Chers
enseignants, chères enseignantes,
Je
me présente, Caroline, la maman de Maylis, l'adorable petite puce de
sixième 2.
Aujourd'hui
je vous ai fait une galette des rois. N'allez à aucun moment
imaginer que ce soit de la pure charité de ma part, loin de là,
ceci est un savant calcul qui arrange la seule personne qui
ait vraiment de l'importance à mes yeux : moi !
Voyez-vous,
j'étais tranquillement en train d'effectuer un comparatif des
mérites du thé parfumé accompagné de couronne des rois et du
bon blockbuster à effets spéciaux aussi impressionnants que
l'indigence scénaristique (en fait il s'agissait de
tortues qui protégeaient une journaliste capable de taire le plus
grand scoop de sa vie, on nage en plein délire !) quand soudain, là,
sans prévenir, abruptement, d'un seul coup, ma Petite Chérie me
sort pour la trente-septième fois : "Maman, je voudrais faire
un gâteau pour la salle des profs", euh, pardon, "des
professeurs". Je lui réponds, telle une mère responsable,
qu'elle ferait mieux de se taire parce que là il y a Rafaello qui va
sauter du camion pour exploser la jeep des méchants,
et que c'est autrement plus important, que diable !
L'enfant
répond que quand-même, et elle ose sortir l'Arme, entendez par
là un regard à mi-chemin entre le chaton en corbeille du calendrier
des pompiers et le regard perdu et désespéré que l'on peut
retrouver dans les descriptions de Zola et le téléthon. Je
tente de lui expliquer qu'il faut faire les choses dans l'ordre
et aller au bout de ses idées et que donc tant que le rat Ninja
n'a pas collé une pile à l'horrible Schreider, elle peut aller se
faire cuire une galette.
Fin
du film, donc du prétexte. Faut dire que c'était le troisième de
la journée, mais vous en avez beaucoup, vous, des activités un
dimanche après-midi pluvieux de janvier ?
Je
me suis ensuite longuement interrogée sur la nécessité d'encrasser
la cuisine. Réfléchissons : qu'aiment les professeurs ?
Le café et les photocopieuses qui fonctionnent bien. Allons donc
chercher une friandise qui peut remplir les deux fonctions ; il faut
que ce soit plat pour rappeler la photocop' et savoureux comme
la tasse de petit noir qu'on va se chercher après s'être
mangé les quatrième B, parce que "ils m'ont vidée ces
petits crapauds, vivement les vacances, la retraite, la sieste et
vendredi soir, et si possible, tout de suite, et vite
un café, ça va me calmer !", le tout accompagné d'une main
tremblotante au calme susnommé quelque peu aléatoire et d'un
cartable de trente-cinq kilos d'espoir pédagogique.
La
galette réjouira les professeurs de ma Doudouille adorée.
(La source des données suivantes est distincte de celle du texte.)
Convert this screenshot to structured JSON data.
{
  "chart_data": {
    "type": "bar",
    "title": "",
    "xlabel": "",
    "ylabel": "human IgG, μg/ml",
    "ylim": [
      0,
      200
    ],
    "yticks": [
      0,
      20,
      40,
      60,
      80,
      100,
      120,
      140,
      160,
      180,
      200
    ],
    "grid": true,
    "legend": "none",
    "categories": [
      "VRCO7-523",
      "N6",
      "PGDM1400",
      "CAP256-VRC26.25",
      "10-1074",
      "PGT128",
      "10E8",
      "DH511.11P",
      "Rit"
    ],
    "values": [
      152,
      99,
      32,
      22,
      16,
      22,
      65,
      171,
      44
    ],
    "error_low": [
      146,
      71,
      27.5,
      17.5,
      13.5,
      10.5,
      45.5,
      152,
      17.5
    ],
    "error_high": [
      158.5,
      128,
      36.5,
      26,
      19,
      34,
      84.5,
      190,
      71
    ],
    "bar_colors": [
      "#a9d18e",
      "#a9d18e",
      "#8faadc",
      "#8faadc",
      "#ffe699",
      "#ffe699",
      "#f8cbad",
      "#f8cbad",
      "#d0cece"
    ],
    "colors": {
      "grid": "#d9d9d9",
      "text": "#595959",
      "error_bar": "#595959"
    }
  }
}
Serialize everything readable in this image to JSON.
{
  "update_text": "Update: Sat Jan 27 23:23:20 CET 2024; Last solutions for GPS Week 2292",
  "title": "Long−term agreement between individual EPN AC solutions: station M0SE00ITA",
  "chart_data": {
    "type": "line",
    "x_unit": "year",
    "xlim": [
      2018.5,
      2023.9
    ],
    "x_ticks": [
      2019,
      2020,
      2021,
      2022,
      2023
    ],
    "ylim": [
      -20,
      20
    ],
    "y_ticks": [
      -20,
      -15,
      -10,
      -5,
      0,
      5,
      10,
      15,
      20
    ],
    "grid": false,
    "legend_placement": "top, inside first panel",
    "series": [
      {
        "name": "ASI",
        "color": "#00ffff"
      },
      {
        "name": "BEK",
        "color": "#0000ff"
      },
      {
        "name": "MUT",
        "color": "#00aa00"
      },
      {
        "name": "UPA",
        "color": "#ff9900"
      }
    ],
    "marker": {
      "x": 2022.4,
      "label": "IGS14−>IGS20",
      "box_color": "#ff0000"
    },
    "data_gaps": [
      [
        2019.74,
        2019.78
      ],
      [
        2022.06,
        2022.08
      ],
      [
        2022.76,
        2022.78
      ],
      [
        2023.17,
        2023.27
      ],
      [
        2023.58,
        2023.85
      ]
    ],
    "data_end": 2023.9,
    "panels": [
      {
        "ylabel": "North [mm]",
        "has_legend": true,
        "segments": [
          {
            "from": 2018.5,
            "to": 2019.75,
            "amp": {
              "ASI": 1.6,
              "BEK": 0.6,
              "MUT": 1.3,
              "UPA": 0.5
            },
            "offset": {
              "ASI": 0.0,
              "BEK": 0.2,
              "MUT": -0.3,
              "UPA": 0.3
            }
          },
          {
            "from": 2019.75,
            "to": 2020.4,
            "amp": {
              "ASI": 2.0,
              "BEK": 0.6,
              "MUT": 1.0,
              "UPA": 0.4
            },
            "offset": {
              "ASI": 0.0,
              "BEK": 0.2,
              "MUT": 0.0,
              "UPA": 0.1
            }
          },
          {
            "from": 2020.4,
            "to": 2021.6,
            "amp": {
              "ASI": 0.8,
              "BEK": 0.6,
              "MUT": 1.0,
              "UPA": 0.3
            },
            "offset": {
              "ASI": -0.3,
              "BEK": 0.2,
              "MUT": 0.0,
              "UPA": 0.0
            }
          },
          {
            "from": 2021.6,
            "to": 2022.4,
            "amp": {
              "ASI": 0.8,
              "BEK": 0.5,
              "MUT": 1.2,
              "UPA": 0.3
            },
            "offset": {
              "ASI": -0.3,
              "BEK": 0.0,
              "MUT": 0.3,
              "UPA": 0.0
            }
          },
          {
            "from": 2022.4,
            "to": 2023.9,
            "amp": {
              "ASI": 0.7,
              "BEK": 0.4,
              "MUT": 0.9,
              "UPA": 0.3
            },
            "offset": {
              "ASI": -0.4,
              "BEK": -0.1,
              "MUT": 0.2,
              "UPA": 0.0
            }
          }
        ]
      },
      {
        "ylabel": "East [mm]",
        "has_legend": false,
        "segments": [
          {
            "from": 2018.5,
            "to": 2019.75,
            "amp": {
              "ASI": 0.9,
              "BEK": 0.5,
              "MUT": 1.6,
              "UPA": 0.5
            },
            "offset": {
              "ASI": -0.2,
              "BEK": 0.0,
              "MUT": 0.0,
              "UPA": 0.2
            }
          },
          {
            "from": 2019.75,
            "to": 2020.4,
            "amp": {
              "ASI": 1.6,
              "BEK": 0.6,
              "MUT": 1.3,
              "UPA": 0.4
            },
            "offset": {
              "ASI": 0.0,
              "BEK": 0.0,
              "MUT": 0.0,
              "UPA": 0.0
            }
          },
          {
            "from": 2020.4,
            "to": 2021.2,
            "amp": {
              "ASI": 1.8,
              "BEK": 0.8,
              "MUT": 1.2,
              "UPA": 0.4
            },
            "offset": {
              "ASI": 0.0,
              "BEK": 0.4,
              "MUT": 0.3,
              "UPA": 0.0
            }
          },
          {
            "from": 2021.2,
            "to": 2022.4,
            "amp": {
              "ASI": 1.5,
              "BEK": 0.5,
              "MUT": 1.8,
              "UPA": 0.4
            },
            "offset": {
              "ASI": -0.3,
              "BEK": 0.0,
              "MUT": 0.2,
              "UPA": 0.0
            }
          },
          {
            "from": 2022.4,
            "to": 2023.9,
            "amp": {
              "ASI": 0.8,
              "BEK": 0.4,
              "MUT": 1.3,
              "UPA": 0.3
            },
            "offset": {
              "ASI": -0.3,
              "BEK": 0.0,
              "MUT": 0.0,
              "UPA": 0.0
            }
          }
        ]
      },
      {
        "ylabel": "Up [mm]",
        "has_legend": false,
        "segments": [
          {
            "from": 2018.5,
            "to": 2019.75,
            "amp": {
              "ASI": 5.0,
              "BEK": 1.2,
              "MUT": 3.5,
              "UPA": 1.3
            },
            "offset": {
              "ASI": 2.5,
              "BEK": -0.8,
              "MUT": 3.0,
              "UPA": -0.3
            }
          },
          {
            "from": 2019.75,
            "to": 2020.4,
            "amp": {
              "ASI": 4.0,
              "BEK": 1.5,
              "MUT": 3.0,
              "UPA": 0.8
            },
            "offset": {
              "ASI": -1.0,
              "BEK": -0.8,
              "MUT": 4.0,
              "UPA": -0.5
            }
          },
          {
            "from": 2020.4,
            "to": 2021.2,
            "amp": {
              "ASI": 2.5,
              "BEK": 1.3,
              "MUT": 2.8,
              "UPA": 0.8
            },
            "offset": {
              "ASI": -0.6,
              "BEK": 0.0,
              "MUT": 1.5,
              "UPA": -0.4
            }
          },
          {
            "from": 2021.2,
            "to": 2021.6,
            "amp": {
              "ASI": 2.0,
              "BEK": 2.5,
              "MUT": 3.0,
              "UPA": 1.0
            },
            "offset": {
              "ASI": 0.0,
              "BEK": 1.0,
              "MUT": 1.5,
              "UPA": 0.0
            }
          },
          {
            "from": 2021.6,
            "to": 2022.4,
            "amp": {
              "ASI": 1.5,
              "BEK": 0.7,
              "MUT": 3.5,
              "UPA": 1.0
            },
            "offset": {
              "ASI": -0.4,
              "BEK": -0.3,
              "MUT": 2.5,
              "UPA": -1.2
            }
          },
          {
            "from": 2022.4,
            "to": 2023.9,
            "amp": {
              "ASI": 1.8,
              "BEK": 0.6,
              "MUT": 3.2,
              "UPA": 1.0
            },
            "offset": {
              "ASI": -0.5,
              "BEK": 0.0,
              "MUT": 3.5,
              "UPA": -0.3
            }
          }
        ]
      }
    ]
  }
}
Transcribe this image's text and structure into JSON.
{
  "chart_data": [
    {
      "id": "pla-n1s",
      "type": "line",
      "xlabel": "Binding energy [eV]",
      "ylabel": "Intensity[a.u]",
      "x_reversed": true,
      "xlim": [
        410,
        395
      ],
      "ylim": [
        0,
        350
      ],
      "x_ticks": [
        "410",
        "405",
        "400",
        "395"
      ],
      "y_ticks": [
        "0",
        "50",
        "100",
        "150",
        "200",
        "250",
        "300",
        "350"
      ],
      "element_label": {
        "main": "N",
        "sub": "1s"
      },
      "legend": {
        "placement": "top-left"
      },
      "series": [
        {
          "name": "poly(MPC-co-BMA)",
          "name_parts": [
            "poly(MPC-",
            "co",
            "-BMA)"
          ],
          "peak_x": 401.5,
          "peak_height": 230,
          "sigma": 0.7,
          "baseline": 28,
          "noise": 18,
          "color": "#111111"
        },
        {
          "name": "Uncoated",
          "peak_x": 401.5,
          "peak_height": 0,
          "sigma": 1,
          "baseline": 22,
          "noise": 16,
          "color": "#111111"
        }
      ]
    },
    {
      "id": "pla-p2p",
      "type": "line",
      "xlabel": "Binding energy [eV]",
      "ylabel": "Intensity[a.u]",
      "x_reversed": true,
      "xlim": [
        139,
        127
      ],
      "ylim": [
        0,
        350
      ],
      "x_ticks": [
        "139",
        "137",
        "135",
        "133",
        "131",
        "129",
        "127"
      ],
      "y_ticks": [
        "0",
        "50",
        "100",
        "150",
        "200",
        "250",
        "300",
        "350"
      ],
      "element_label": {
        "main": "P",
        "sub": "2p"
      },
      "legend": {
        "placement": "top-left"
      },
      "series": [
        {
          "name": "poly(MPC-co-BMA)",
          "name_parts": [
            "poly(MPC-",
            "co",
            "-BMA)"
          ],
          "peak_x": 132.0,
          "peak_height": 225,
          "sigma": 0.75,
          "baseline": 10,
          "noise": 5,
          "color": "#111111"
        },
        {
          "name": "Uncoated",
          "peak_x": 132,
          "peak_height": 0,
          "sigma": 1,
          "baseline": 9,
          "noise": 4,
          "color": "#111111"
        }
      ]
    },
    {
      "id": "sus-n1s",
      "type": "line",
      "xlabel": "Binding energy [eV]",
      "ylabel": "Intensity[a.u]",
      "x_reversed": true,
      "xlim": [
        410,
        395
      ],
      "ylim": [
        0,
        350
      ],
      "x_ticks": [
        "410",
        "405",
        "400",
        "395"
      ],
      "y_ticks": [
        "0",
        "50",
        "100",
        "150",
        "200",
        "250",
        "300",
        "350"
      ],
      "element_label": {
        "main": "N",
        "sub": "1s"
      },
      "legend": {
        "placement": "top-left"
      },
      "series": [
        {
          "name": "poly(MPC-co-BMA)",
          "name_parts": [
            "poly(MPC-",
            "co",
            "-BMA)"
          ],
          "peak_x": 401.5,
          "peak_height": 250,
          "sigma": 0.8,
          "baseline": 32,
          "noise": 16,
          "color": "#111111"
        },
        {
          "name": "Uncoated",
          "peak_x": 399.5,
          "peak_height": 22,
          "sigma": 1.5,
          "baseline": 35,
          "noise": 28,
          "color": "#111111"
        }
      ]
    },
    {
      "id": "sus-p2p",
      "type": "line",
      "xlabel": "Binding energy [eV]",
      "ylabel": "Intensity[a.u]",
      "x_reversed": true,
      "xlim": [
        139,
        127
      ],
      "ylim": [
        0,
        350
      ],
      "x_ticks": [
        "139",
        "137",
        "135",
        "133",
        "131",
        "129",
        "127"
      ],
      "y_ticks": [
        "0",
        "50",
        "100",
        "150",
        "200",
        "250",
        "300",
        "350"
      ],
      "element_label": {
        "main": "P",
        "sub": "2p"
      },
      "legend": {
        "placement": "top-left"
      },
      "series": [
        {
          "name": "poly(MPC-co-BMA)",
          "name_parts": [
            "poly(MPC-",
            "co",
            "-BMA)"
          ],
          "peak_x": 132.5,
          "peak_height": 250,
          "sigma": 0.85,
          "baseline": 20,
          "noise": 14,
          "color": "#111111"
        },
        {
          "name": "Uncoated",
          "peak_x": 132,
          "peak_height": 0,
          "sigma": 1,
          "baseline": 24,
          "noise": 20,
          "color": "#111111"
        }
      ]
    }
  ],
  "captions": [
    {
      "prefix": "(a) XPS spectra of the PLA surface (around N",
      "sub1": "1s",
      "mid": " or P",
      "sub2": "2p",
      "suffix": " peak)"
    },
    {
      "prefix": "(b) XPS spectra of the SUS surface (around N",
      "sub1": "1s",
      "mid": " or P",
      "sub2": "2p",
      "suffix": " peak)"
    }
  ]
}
Par
ailleurs, une galette a tendance à se reproduire, selon la bonne
vieille coutûme qui veut que "celui qui fait son crâneur en
ayant la fève sera puni du châtiment d'une autre galette",
ainsi, le plaisir se prolonge. Ils seront donc plus heureux et aptes
à transmettre un savoir nécessaire au développement intellectuel
de la Chair de ma chair, de fait ma Pupuce apprendra mieux tant il
est vrai que prof content élèves apprendants, elle pourra
ensuite faire des hautes études, devenir prix Nobel du monde et
m'offrir une retraire dorée avec carte bleue illimitée et cuisine
équipée.
L'affaire
est faite, réalisons cette galette.
Ce
n'est que le premier paquet de pâte feuilletée ouvert qu'elle me
déclara avec un sourire à désarmer l'Irak "En fait, j'ai pas
trop envie de t'aider", et fila, la monstrueuse cacahuète,
jouer avec son lapin.
Il
s'en fallut de peu que vous ne mangeassiez de la tourte au lapin.